To be sure, the moviemakers have made strenuous and obvious efforts to expunge the old racial offensiveness, even trying to bring a note of moral inspiration to this bombastic, rather silly movie.
As before, the little orphan Tarzan has been raised by apes after the death of his high-born parents. And as before, he’s heir to the aristocratic Greystoke station and fortune. At the start in the 1880s we find him amid his lordly privileges and responsibilities in England, listening to Prime Minister Gladstone (Jim Broadbent) propose he accept Belgium King Leopold II’s invitation to return to the Congo to learn about his economic programs to uplift the natives. Greystoke (a studly and stolid Alexander Skarsgard) is reluctant, and only agrees when a representation of the American president (Samuel L. Jackson speaking a strikingly anachronistic ‘hood patois and packing iron at his hip) tells him of suspicions that Leopold is really cruelly exploiting the Africans. And the invitation is really meant to lure Tarzan back to Africa and his doom for reasons both personal and imperial.
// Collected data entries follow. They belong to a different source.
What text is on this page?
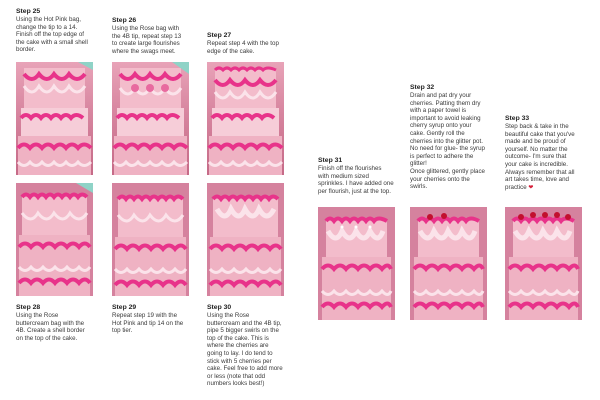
Step 25
Using the Hot Pink bag,
change the tip to a 14.
Finish off the top edge of
the cake with a small shell
border.
Step 26
Using the Rose bag with
the 4B tip, repeat step 13
to create large flourishes
where the swags meet.
Step 27
Repeat step 4 with the top
edge of the cake.
Step 28
Using the Rose
buttercream bag with the
4B. Create a shell border
on the top of the cake.
Step 29
Repeat step 19 with the
Hot Pink and tip 14 on the
top tier.
Step 30
Using the Rose
buttercream and the 4B tip,
pipe 5 bigger swirls on the
top of the cake. This is
where the cherries are
going to lay. I do tend to
stick with 5 cherries per
cake. Feel free to add more
or less (note that odd
numbers looks best!)
Step 31
Finish off the flourishes
with medium sized
sprinkles. I have added one
per flourish, just at the top.
Step 32
Drain and pat dry your
cherries. Patting them dry
with a paper towel is
important to avoid leaking
cherry syrup onto your
cake. Gently roll the
cherries into the glitter pot.
No need for glue- the syrup
is perfect to adhere the
glitter!
Once glittered, gently place
your cherries onto the
swirls.
Step 33
Step back & take in the
beautiful cake that you've
made and be proud of
yourself. No matter the
outcome- I'm sure that
your cake is incredible.
Always remember that all
art takes time, love and
practice ❤
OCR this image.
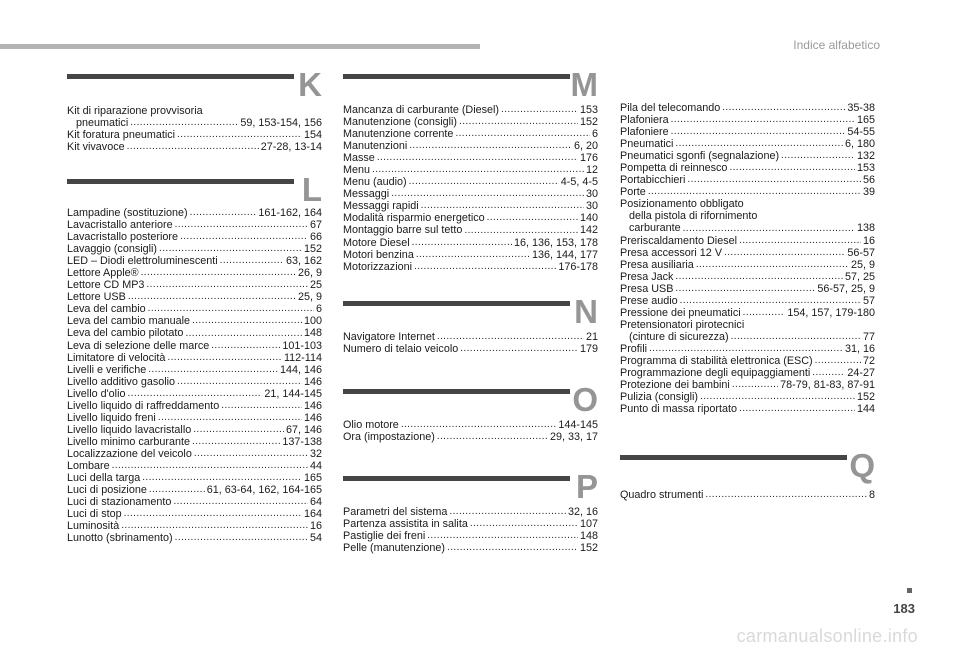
Indice alfabetico
K
Kit di riparazione provvisoria
pneumatici .....	59, 153-154, 156
Kit foratura pneumatici .....	154
Kit vivavoce .....	27-28, 13-14
L
Lampadine (sostituzione) .....	161-162, 164
Lavacristallo anteriore .....	67
Lavacristallo posteriore .....	66
Lavaggio (consigli) .....	152
LED – Diodi elettroluminescenti .....	63, 162
Lettore Apple® .....	26, 9
Lettore CD MP3 .....	25
Lettore USB .....	25, 9
Leva del cambio .....	6
Leva del cambio manuale .....	100
Leva del cambio pilotato .....	148
Leva di selezione delle marce .....	101-103
Limitatore di velocità .....	112-114
Livelli e verifiche .....	144, 146
Livello additivo gasolio .....	146
Livello d'olio .....	21, 144-145
Livello liquido di raffreddamento .....	146
Livello liquido freni .....	146
Livello liquido lavacristallo .....	67, 146
Livello minimo carburante .....	137-138
Localizzazione del veicolo .....	32
Lombare .....	44
Luci della targa .....	165
Luci di posizione .....	61, 63-64, 162, 164-165
Luci di stazionamento .....	64
Luci di stop .....	164
Luminosità .....	16
Lunotto (sbrinamento) .....	54
M
Mancanza di carburante (Diesel) .....	153
Manutenzione (consigli) .....	152
Manutenzione corrente .....	6
Manutenzioni .....	6, 20
Masse .....	176
Menu .....	12
Menu (audio) .....	4-5, 4-5
Messaggi .....	30
Messaggi rapidi .....	30
Modalità risparmio energetico .....	140
Montaggio barre sul tetto .....	142
Motore Diesel .....	16, 136, 153, 178
Motori benzina .....	136, 144, 177
Motorizzazioni .....	176-178
N
Navigatore Internet .....	21
Numero di telaio veicolo .....	179
O
Olio motore .....	144-145
Ora (impostazione) .....	29, 33, 17
P
Parametri del sistema .....	32, 16
Partenza assistita in salita .....	107
Pastiglie dei freni .....	148
Pelle (manutenzione) .....	152
Pila del telecomando .....	35-38
Plafoniera .....	165
Plafoniere .....	54-55
Pneumatici .....	6, 180
Pneumatici sgonfi (segnalazione) .....	132
Pompetta di reinnesco .....	153
Portabicchieri .....	56
Porte .....	39
Posizionamento obbligato
della pistola di rifornimento
carburante .....	138
Preriscaldamento Diesel .....	16
Presa accessori 12 V .....	56-57
Presa ausiliaria .....	25, 9
Presa Jack .....	57, 25
Presa USB .....	56-57, 25, 9
Prese audio .....	57
Pressione dei pneumatici .....	154, 157, 179-180
Pretensionatori pirotecnici
(cinture di sicurezza) .....	77
Profili .....	31, 16
Programma di stabilità elettronica (ESC) .....	72
Programmazione degli equipaggiamenti .....	24-27
Protezione dei bambini .....	78-79, 81-83, 87-91
Pulizia (consigli) .....	152
Punto di massa riportato .....	144
Q
Quadro strumenti .....	8
183
carmanualsonline.info
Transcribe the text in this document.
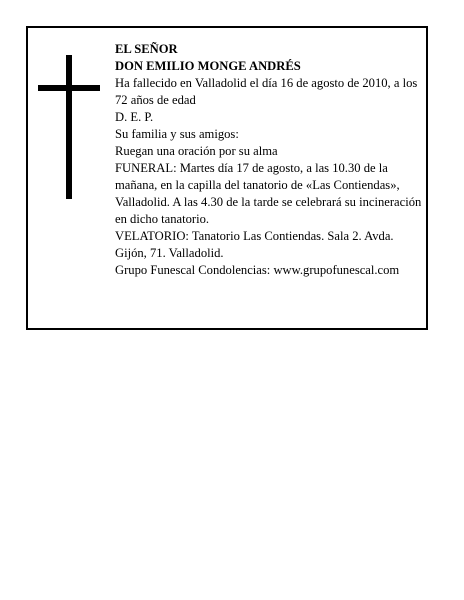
EL SEÑOR

DON EMILIO MONGE ANDRÉS

Ha fallecido en Valladolid el día 16 de agosto de 2010, a los 72 años de edad

D. E. P.

Su familia y sus amigos:

Ruegan una oración por su alma

FUNERAL: Martes día 17 de agosto, a las 10.30 de la mañana, en la capilla del tanatorio de «Las Contiendas», Valladolid. A las 4.30 de la tarde se celebrará su incineración en dicho tanatorio.

VELATORIO: Tanatorio Las Contiendas. Sala 2. Avda. Gijón, 71. Valladolid.

Grupo Funescal Condolencias: www.grupofunescal.com
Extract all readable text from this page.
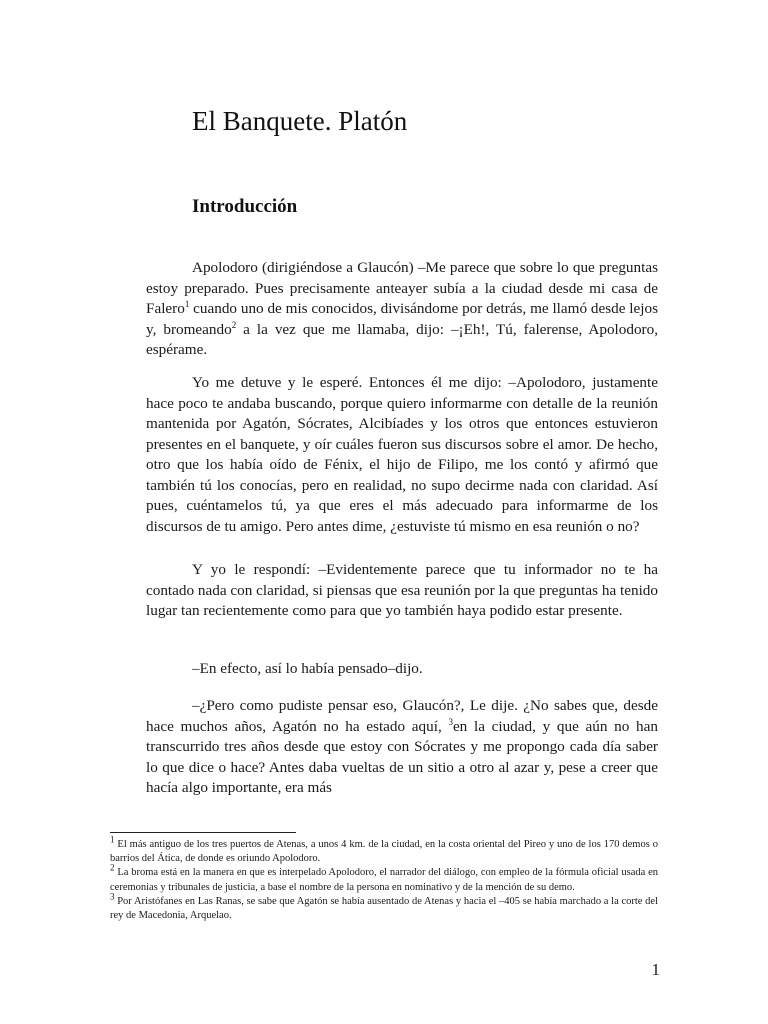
El Banquete. Platón
Introducción

Apolodoro (dirigiéndose a Glaucón) –Me parece que sobre lo que preguntas estoy preparado. Pues precisamente anteayer subía a la ciudad desde mi casa de Falero$^1$ cuando uno de mis conocidos, divisándome por detrás, me llamó desde lejos y, bromeando$^2$ a la vez que me llamaba, dijo: –¡Eh!, Tú, falerense, Apolodoro, espérame.

Yo me detuve y le esperé. Entonces él me dijo: –Apolodoro, justamente hace poco te andaba buscando, porque quiero informarme con detalle de la reunión mantenida por Agatón, Sócrates, Alcibíades y los otros que entonces estuvieron presentes en el banquete, y oír cuáles fueron sus discursos sobre el amor. De hecho, otro que los había oído de Fénix, el hijo de Filipo, me los contó y afirmó que también tú los conocías, pero en realidad, no supo decirme nada con claridad. Así pues, cuéntamelos tú, ya que eres el más adecuado para informarme de los discursos de tu amigo. Pero antes dime, ¿estuviste tú mismo en esa reunión o no?

Y yo le respondí: –Evidentemente parece que tu informador no te ha contado nada con claridad, si piensas que esa reunión por la que preguntas ha tenido lugar tan recientemente como para que yo también haya podido estar presente.

–En efecto, así lo había pensado–dijo.

–¿Pero como pudiste pensar eso, Glaucón?, Le dije. ¿No sabes que, desde hace muchos años, Agatón no ha estado aquí, $^3$en la ciudad, y que aún no han transcurrido tres años desde que estoy con Sócrates y me propongo cada día saber lo que dice o hace? Antes daba vueltas de un sitio a otro al azar y, pese a creer que hacía algo importante, era más

$^1$ El más antiguo de los tres puertos de Atenas, a unos 4 km. de la ciudad, en la costa oriental del Pireo y uno de los 170 demos o barrios del Ática, de donde es oriundo Apolodoro.

$^2$ La broma está en la manera en que es interpelado Apolodoro, el narrador del diálogo, con empleo de la fórmula oficial usada en ceremonias y tribunales de justicia, a base el nombre de la persona en nominativo y de la mención de su demo.

$^3$ Por Aristófanes en Las Ranas, se sabe que Agatón se había ausentado de Atenas y hacia el –405 se había marchado a la corte del rey de Macedonia, Arquelao.

1
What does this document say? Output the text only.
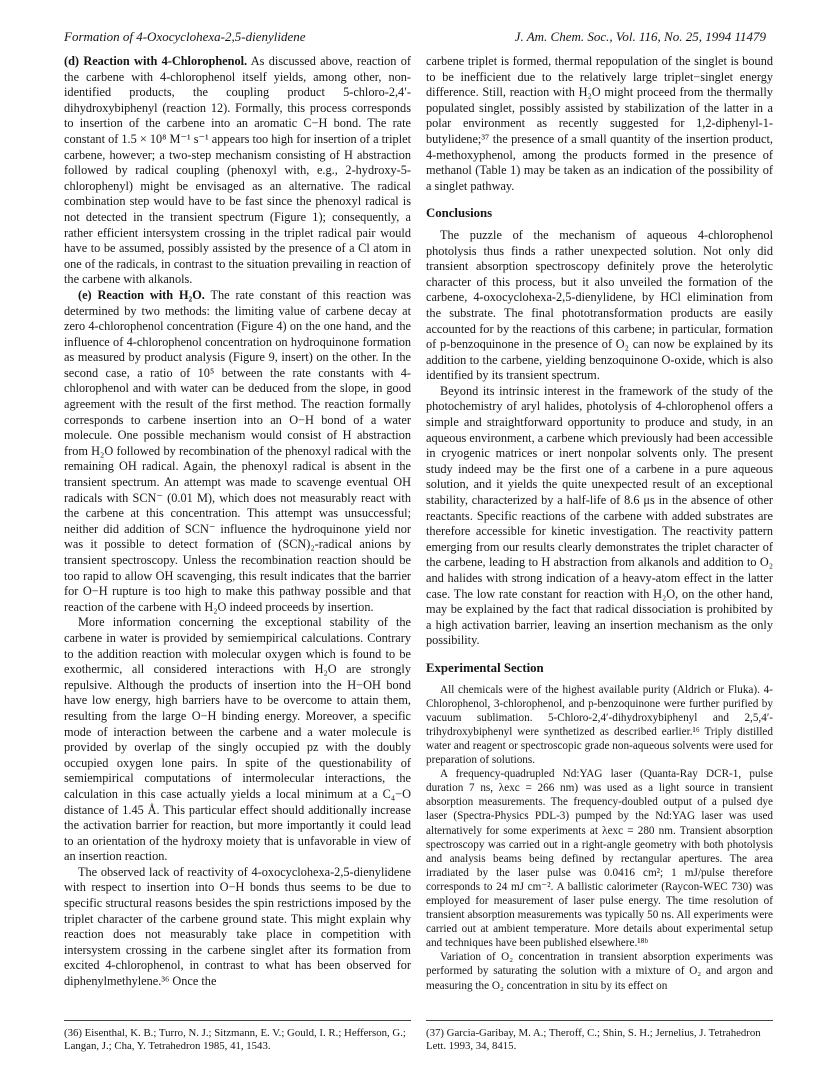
Formation of 4-Oxocyclohexa-2,5-dienylidene	J. Am. Chem. Soc., Vol. 116, No. 25, 1994 11479

(d) Reaction with 4-Chlorophenol. As discussed above, reaction of the carbene with 4-chlorophenol itself yields, among other, non-identified products, the coupling product 5-chloro-2,4′-dihydroxybiphenyl (reaction 12). Formally, this process corresponds to insertion of the carbene into an aromatic C−H bond. The rate constant of 1.5 × 10⁸ M⁻¹ s⁻¹ appears too high for insertion of a triplet carbene, however; a two-step mechanism consisting of H abstraction followed by radical coupling (phenoxyl with, e.g., 2-hydroxy-5-chlorophenyl) might be envisaged as an alternative. The radical combination step would have to be fast since the phenoxyl radical is not detected in the transient spectrum (Figure 1); consequently, a rather efficient intersystem crossing in the triplet radical pair would have to be assumed, possibly assisted by the presence of a Cl atom in one of the radicals, in contrast to the situation prevailing in reaction of the carbene with alkanols.

(e) Reaction with H₂O. The rate constant of this reaction was determined by two methods: the limiting value of carbene decay at zero 4-chlorophenol concentration (Figure 4) on the one hand, and the influence of 4-chlorophenol concentration on hydroquinone formation as measured by product analysis (Figure 9, insert) on the other. In the second case, a ratio of 10⁵ between the rate constants with 4-chlorophenol and with water can be deduced from the slope, in good agreement with the result of the first method. The reaction formally corresponds to carbene insertion into an O−H bond of a water molecule. One possible mechanism would consist of H abstraction from H₂O followed by recombination of the phenoxyl radical with the remaining OH radical. Again, the phenoxyl radical is absent in the transient spectrum. An attempt was made to scavenge eventual OH radicals with SCN⁻ (0.01 M), which does not measurably react with the carbene at this concentration. This attempt was unsuccessful; neither did addition of SCN⁻ influence the hydroquinone yield nor was it possible to detect formation of (SCN)₂-radical anions by transient spectroscopy. Unless the recombination reaction should be too rapid to allow OH scavenging, this result indicates that the barrier for O−H rupture is too high to make this pathway possible and that reaction of the carbene with H₂O indeed proceeds by insertion.

More information concerning the exceptional stability of the carbene in water is provided by semiempirical calculations. Contrary to the addition reaction with molecular oxygen which is found to be exothermic, all considered interactions with H₂O are strongly repulsive. Although the products of insertion into the H−OH bond have low energy, high barriers have to be overcome to attain them, resulting from the large O−H binding energy. Moreover, a specific mode of interaction between the carbene and a water molecule is provided by overlap of the singly occupied pz with the doubly occupied oxygen lone pairs. In spite of the questionability of semiempirical computations of intermolecular interactions, the calculation in this case actually yields a local minimum at a C₄−O distance of 1.45 Å. This particular effect should additionally increase the activation barrier for reaction, but more importantly it could lead to an orientation of the hydroxy moiety that is unfavorable in view of an insertion reaction.

The observed lack of reactivity of 4-oxocyclohexa-2,5-dienylidene with respect to insertion into O−H bonds thus seems to be due to specific structural reasons besides the spin restrictions imposed by the triplet character of the carbene ground state. This might explain why reaction does not measurably take place in competition with intersystem crossing in the carbene singlet after its formation from excited 4-chlorophenol, in contrast to what has been observed for diphenylmethylene.³⁶ Once the

carbene triplet is formed, thermal repopulation of the singlet is bound to be inefficient due to the relatively large triplet−singlet energy difference. Still, reaction with H₂O might proceed from the thermally populated singlet, possibly assisted by stabilization of the latter in a polar environment as recently suggested for 1,2-diphenyl-1-butylidene;³⁷ the presence of a small quantity of the insertion product, 4-methoxyphenol, among the products formed in the presence of methanol (Table 1) may be taken as an indication of the possibility of a singlet pathway.

Conclusions

The puzzle of the mechanism of aqueous 4-chlorophenol photolysis thus finds a rather unexpected solution. Not only did transient absorption spectroscopy definitely prove the heterolytic character of this process, but it also unveiled the formation of the carbene, 4-oxocyclohexa-2,5-dienylidene, by HCl elimination from the substrate. The final phototransformation products are easily accounted for by the reactions of this carbene; in particular, formation of p-benzoquinone in the presence of O₂ can now be explained by its addition to the carbene, yielding benzoquinone O-oxide, which is also identified by its transient spectrum.

Beyond its intrinsic interest in the framework of the study of the photochemistry of aryl halides, photolysis of 4-chlorophenol offers a simple and straightforward opportunity to produce and study, in an aqueous environment, a carbene which previously had been accessible in cryogenic matrices or inert nonpolar solvents only. The present study indeed may be the first one of a carbene in a pure aqueous solution, and it yields the quite unexpected result of an exceptional stability, characterized by a half-life of 8.6 μs in the absence of other reactants. Specific reactions of the carbene with added substrates are therefore accessible for kinetic investigation. The reactivity pattern emerging from our results clearly demonstrates the triplet character of the carbene, leading to H abstraction from alkanols and addition to O₂ and halides with strong indication of a heavy-atom effect in the latter case. The low rate constant for reaction with H₂O, on the other hand, may be explained by the fact that radical dissociation is prohibited by a high activation barrier, leaving an insertion mechanism as the only possibility.

Experimental Section

All chemicals were of the highest available purity (Aldrich or Fluka). 4-Chlorophenol, 3-chlorophenol, and p-benzoquinone were further purified by vacuum sublimation. 5-Chloro-2,4′-dihydroxybiphenyl and 2,5,4′-trihydroxybiphenyl were synthetized as described earlier.¹⁶ Triply distilled water and reagent or spectroscopic grade non-aqueous solvents were used for preparation of solutions.

A frequency-quadrupled Nd:YAG laser (Quanta-Ray DCR-1, pulse duration 7 ns, λexc = 266 nm) was used as a light source in transient absorption measurements. The frequency-doubled output of a pulsed dye laser (Spectra-Physics PDL-3) pumped by the Nd:YAG laser was used alternatively for some experiments at λexc = 280 nm. Transient absorption spectroscopy was carried out in a right-angle geometry with both photolysis and analysis beams being defined by rectangular apertures. The area irradiated by the laser pulse was 0.0416 cm²; 1 mJ/pulse therefore corresponds to 24 mJ cm⁻². A ballistic calorimeter (Raycon-WEC 730) was employed for measurement of laser pulse energy. The time resolution of transient absorption measurements was typically 50 ns. All experiments were carried out at ambient temperature. More details about experimental setup and techniques have been published elsewhere.¹⁸ᵇ

Variation of O₂ concentration in transient absorption experiments was performed by saturating the solution with a mixture of O₂ and argon and measuring the O₂ concentration in situ by its effect on

(36) Eisenthal, K. B.; Turro, N. J.; Sitzmann, E. V.; Gould, I. R.; Hefferson, G.; Langan, J.; Cha, Y. Tetrahedron 1985, 41, 1543.
(37) Garcia-Garibay, M. A.; Theroff, C.; Shin, S. H.; Jernelius, J. Tetrahedron Lett. 1993, 34, 8415.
Tarzan has latched onto a real and horrendous history. Leopold was one of the West’s monsters who despoiled and murdered his and his country’s way to riches and power. (There’s a fine book about this, King Leopold’s Ghost, by Adam Hochschild.) The movie’s attempt to piggyback its comic-book melodramatics on this history is typical of its very unsteady attempts to blend the ridiculous with the ostensibly serious. Among the latter is the portrayal of the Africans as noble, accomplished, multi-linguists, in its way as silly as the empty-headed, foolish, treacherous caricatures of old Hollywood Tarzan flicks. (Speaking of which, there seems to be a sly joke when Christoph Waltz’s villain hears Tarzan’s far-off battle cry and remarks it’s not as he imagined it, a probable allusion to former Tarzan Johnny Weismuller’s famous bellow. Waltz’s is the only interesting performance in the movie.)
The movie industry doesn’t just persistently recycle its properties, of course; it seeks sequel-supporting material. It’s difficult to imagine this unwieldy, computer-graphics-dominated nonsense producing another one.